Another nice feature we saw on the new ChrisCross i19 rim is the brake track wear indicator. In gritty, sandy locales, rims take a beating during the cyclocross season and WTB hopes to alert you when your rim needs to be retired.
WTB ChrisCross tubeless cyclocross rim for rim brakes, but a Frequency version is available for disc brakes. © Clifford Lee / Cyclocross Magazine
The ChrisCross i19 rim could be a much-needed option for rim brake tubeless racers, as many good low-pressure tubeless options (as opposed to road tubeless) like the Iron Cross rim from NoTubes come in disc-only formats. American Classic and Industry Nine might be WTB’s biggest competition with their rim brake-compatible tubeless rims.
Disc brake cyclocrossers needn’t fret, as WTB has an option for the disc brake user: The WTB Frequency i19 has similar parameters without the brake track, saving 21 grams per rim. That’s a relatively light option for the weight-conscious racer.
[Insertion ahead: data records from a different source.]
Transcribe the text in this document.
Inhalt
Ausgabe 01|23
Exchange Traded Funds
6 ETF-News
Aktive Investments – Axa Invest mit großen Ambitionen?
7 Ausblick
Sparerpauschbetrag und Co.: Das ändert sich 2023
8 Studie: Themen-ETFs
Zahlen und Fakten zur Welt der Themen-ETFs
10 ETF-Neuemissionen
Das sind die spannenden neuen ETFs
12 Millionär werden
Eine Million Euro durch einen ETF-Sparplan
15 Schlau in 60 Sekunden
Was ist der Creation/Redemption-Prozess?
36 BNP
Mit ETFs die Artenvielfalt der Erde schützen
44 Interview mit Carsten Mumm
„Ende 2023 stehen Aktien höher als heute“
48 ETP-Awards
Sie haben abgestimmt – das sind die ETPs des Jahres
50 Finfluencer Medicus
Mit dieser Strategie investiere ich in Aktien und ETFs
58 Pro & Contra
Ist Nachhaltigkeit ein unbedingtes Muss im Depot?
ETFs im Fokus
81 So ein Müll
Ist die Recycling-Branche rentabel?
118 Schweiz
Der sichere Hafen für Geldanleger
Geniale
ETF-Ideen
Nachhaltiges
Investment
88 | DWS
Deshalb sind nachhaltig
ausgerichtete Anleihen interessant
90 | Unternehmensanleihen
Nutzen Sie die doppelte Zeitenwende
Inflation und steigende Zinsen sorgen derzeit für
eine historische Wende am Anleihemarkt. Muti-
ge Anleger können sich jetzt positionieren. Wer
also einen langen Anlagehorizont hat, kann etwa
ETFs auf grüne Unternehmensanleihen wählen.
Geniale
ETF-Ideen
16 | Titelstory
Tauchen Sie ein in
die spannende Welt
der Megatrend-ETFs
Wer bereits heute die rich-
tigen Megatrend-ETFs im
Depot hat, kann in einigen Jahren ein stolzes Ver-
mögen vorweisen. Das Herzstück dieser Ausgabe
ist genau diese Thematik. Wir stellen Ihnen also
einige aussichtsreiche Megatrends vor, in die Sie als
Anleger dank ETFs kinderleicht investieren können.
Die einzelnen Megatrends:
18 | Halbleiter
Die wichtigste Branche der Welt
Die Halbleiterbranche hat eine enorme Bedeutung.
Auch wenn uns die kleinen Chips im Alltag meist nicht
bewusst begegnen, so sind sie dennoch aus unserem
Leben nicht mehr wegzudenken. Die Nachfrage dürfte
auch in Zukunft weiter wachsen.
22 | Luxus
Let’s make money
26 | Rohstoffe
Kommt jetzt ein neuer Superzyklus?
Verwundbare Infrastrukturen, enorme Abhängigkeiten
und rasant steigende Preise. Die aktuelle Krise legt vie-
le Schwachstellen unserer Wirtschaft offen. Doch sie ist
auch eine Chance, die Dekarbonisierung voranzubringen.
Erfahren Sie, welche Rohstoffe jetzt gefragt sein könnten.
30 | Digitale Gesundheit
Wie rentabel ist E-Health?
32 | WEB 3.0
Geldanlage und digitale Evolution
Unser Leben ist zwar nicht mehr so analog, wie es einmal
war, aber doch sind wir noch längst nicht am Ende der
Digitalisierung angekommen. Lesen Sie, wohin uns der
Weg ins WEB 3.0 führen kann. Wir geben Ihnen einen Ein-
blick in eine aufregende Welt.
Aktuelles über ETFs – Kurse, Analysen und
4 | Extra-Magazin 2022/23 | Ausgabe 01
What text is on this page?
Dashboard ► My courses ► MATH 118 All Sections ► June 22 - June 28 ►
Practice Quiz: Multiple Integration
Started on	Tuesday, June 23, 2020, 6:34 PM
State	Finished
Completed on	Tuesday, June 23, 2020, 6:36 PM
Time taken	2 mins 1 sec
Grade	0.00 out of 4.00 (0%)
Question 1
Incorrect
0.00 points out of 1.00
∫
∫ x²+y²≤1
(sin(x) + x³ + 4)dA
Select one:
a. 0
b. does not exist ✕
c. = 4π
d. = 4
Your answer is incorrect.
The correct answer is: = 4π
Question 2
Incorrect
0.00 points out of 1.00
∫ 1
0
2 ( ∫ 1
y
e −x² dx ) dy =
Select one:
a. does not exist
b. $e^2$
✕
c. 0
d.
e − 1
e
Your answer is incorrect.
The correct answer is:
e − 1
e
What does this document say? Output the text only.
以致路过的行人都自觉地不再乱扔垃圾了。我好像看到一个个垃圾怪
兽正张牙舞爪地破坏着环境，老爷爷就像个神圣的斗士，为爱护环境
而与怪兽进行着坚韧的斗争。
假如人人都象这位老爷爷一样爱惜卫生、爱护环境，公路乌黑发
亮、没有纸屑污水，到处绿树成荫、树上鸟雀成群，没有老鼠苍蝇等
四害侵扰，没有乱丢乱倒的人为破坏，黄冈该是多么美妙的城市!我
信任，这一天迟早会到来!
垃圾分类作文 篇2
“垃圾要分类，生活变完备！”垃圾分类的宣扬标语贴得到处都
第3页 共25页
Both rims, upon visual inspection, show features that should prove helpful for reliable tubeless use, as they boast a wide bench and small raised lip before the center channel. Both of these features should make it harder for the tire to fall into the center channel and burp.
WTB ChrisCross tubeless cyclocross rim is wide and low profile. © Clifford Lee / Cyclocross Magazine
These rims, paired with the Cross Wolf 60tpi TCS tire with a dual density tread, are intended to run flawlessly as a tubeless system, especially with the UST bead on the rim and tire, but stay tuned as we intend to test them.
The Cross Wolf TCS tire is labelled 32, and has a true 32 profile on the WTB rims. It has been updated with a different bead and rubber for tubeless use (it is part of WTB’s TCS tubeless system), but remains the same tire we’ve tested years ago and have come to appreciate for its durability, grippy aggressive side knobs, long-lasting tread, moderate rolling resistance and decent overall performance in most conditions.
WTB Cross Wolf tubeless cyclocross tire – same tread, different bead. © Clifford Lee / Cyclocross Magazine
The downside of the Cross Wolf is that it remains a bit narrow, and although the true width of 32mm on the ChrisCross rim will make it UCI compliant, we maintain that the target market shouldn’t be the small numbers of UCI racers but the everyday racer who is trying to find a reliable, affordable way to run lower pressure. WTB has followed a common path though, as Kenda, Vittoria and IRC all went UCI-compliant in their tubeless widths, and only Specialized and NoTubes offer higher-volume tubeless tires.